Prediction

Prediction and regression #

Statistics is sometimes said to have “two cultures” – one that focuses on modeling and understanding mechanisms and causes, and one that focuses on prediction. Here are two examples that fall at the opposite ends of this spectrum.

  • Suppose we are interested in whether improving highway illumination reduces traffic accidents. We may proceed by conducting an experiment in which 100 road segments are identified. Then, 50 of them are fitted with new bright lights, and the other 50 are not. For two years, accident data are collected, and at the end of this period we assess whether fewer accidents occurred on the road segments that were fitted with bright lights. This is an experiment in which the goal is to establish whether improved highway lighting reduces accidents. There is essentially no role for prediction here. This study is entirely aimed at estimating whether improved lighting is helpful in preventing accidents.

  • Suppose we are interested in identifying drivers who are at high risk of being involved in a traffic accident. We recruit 2000 drivers, and each of them agrees to have a device installed in their car that measures characteristics of their driving (speed, acceleration, braking and turning behavior, etc.). We then develop a model that predicts a person’s risk of being in an accident in terms of these features. This is primarily a prediction-focused study in which the goal is to assess each individual driver’s risk of being in an accident. There may be a mechanistic aspect of this study as well, because we may find that some features (e.g. rapid acceleration) are more predictive of accidents than others (e.g. average speed). However attributing risk to specific features is not a primary goal of this project.

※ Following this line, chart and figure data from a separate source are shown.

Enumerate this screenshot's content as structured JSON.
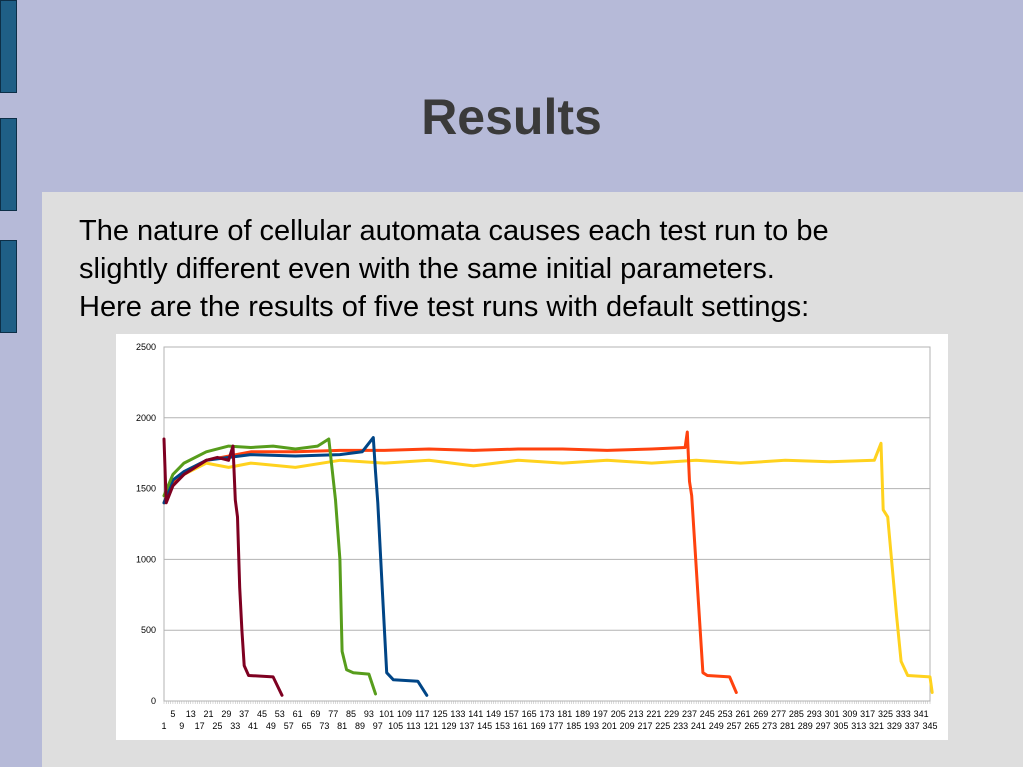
{
  "slide": {
    "title": "Results",
    "body_lines": [
      "The nature of cellular automata causes each test run to be",
      "slightly different even with the same initial parameters.",
      "Here are the results of five test runs with default settings:"
    ]
  },
  "colors": {
    "background": "#b6bad8",
    "content_panel": "#dedede",
    "edge_tabs": "#1f5f86",
    "title_text": "#3a3a3a"
  },
  "chart_data": {
    "type": "line",
    "title": "",
    "xlabel": "",
    "ylabel": "",
    "ylim": [
      0,
      2500
    ],
    "xlim": [
      1,
      345
    ],
    "yticks": [
      0,
      500,
      1000,
      1500,
      2000,
      2500
    ],
    "xtick_rows": [
      [
        "5",
        "13",
        "21",
        "29",
        "37",
        "45",
        "53",
        "61",
        "69",
        "77",
        "85",
        "93",
        "101",
        "109",
        "117",
        "125",
        "133",
        "141",
        "149",
        "157",
        "165",
        "173",
        "181",
        "189",
        "197",
        "205",
        "213",
        "221",
        "229",
        "237",
        "245",
        "253",
        "261",
        "269",
        "277",
        "285",
        "293",
        "301",
        "309",
        "317",
        "325",
        "333",
        "341"
      ],
      [
        "1",
        "9",
        "17",
        "25",
        "33",
        "41",
        "49",
        "57",
        "65",
        "73",
        "81",
        "89",
        "97",
        "105",
        "113",
        "121",
        "129",
        "137",
        "145",
        "153",
        "161",
        "169",
        "177",
        "185",
        "193",
        "201",
        "209",
        "217",
        "225",
        "233",
        "241",
        "249",
        "257",
        "265",
        "273",
        "281",
        "289",
        "297",
        "305",
        "313",
        "321",
        "329",
        "337",
        "345"
      ]
    ],
    "grid": true,
    "legend": "none",
    "series": [
      {
        "color": "#ffd21e",
        "points": [
          [
            1,
            1400
          ],
          [
            5,
            1550
          ],
          [
            10,
            1600
          ],
          [
            20,
            1680
          ],
          [
            30,
            1650
          ],
          [
            40,
            1680
          ],
          [
            60,
            1650
          ],
          [
            80,
            1700
          ],
          [
            100,
            1680
          ],
          [
            120,
            1700
          ],
          [
            140,
            1660
          ],
          [
            160,
            1700
          ],
          [
            180,
            1680
          ],
          [
            200,
            1700
          ],
          [
            220,
            1680
          ],
          [
            240,
            1700
          ],
          [
            260,
            1680
          ],
          [
            280,
            1700
          ],
          [
            300,
            1690
          ],
          [
            320,
            1700
          ],
          [
            323,
            1820
          ],
          [
            324,
            1350
          ],
          [
            326,
            1300
          ],
          [
            330,
            600
          ],
          [
            332,
            280
          ],
          [
            335,
            180
          ],
          [
            345,
            170
          ],
          [
            346,
            60
          ]
        ]
      },
      {
        "color": "#ff420e",
        "points": [
          [
            1,
            1400
          ],
          [
            5,
            1550
          ],
          [
            10,
            1600
          ],
          [
            20,
            1700
          ],
          [
            40,
            1760
          ],
          [
            60,
            1760
          ],
          [
            80,
            1770
          ],
          [
            100,
            1770
          ],
          [
            120,
            1780
          ],
          [
            140,
            1770
          ],
          [
            160,
            1780
          ],
          [
            180,
            1780
          ],
          [
            200,
            1770
          ],
          [
            220,
            1780
          ],
          [
            235,
            1790
          ],
          [
            236,
            1900
          ],
          [
            237,
            1550
          ],
          [
            238,
            1450
          ],
          [
            241,
            700
          ],
          [
            243,
            200
          ],
          [
            245,
            180
          ],
          [
            255,
            170
          ],
          [
            258,
            60
          ]
        ]
      },
      {
        "color": "#004586",
        "points": [
          [
            1,
            1400
          ],
          [
            5,
            1560
          ],
          [
            10,
            1620
          ],
          [
            20,
            1700
          ],
          [
            40,
            1740
          ],
          [
            60,
            1730
          ],
          [
            80,
            1740
          ],
          [
            90,
            1760
          ],
          [
            95,
            1860
          ],
          [
            96,
            1620
          ],
          [
            97,
            1400
          ],
          [
            99,
            800
          ],
          [
            101,
            200
          ],
          [
            104,
            150
          ],
          [
            115,
            140
          ],
          [
            119,
            40
          ]
        ]
      },
      {
        "color": "#579d1c",
        "points": [
          [
            1,
            1450
          ],
          [
            5,
            1600
          ],
          [
            10,
            1680
          ],
          [
            20,
            1760
          ],
          [
            30,
            1800
          ],
          [
            40,
            1790
          ],
          [
            50,
            1800
          ],
          [
            60,
            1780
          ],
          [
            70,
            1800
          ],
          [
            75,
            1850
          ],
          [
            78,
            1420
          ],
          [
            80,
            1000
          ],
          [
            81,
            350
          ],
          [
            83,
            220
          ],
          [
            86,
            200
          ],
          [
            93,
            190
          ],
          [
            96,
            50
          ]
        ]
      },
      {
        "color": "#7e0021",
        "points": [
          [
            1,
            1850
          ],
          [
            2,
            1400
          ],
          [
            5,
            1520
          ],
          [
            10,
            1600
          ],
          [
            15,
            1650
          ],
          [
            20,
            1700
          ],
          [
            25,
            1720
          ],
          [
            30,
            1700
          ],
          [
            32,
            1800
          ],
          [
            33,
            1420
          ],
          [
            34,
            1300
          ],
          [
            35,
            800
          ],
          [
            36,
            500
          ],
          [
            37,
            250
          ],
          [
            39,
            180
          ],
          [
            50,
            170
          ],
          [
            54,
            40
          ]
        ]
      }
    ]
  }
}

In recent years, the era of big data and big computing has led to prediction taking on a very prominent role in the broader society. Tools that you likely use every day like Google search and Amazon make extensive use of prediction algorithms. The goal of a Google search is to predict what information or web resource you want to view, based on the query that you have entered. One goal for Amazon is to identify what products you might want to buy, based on your past purchases and searches. Some other prominent examples of prediction are:

  • Facial recognition – predicting what individual is depicted in an image

  • Object detection – recognizing specific objects in an image or video (e.g. detecting pedestrians in a video taken from a camera mounted on a vehicle)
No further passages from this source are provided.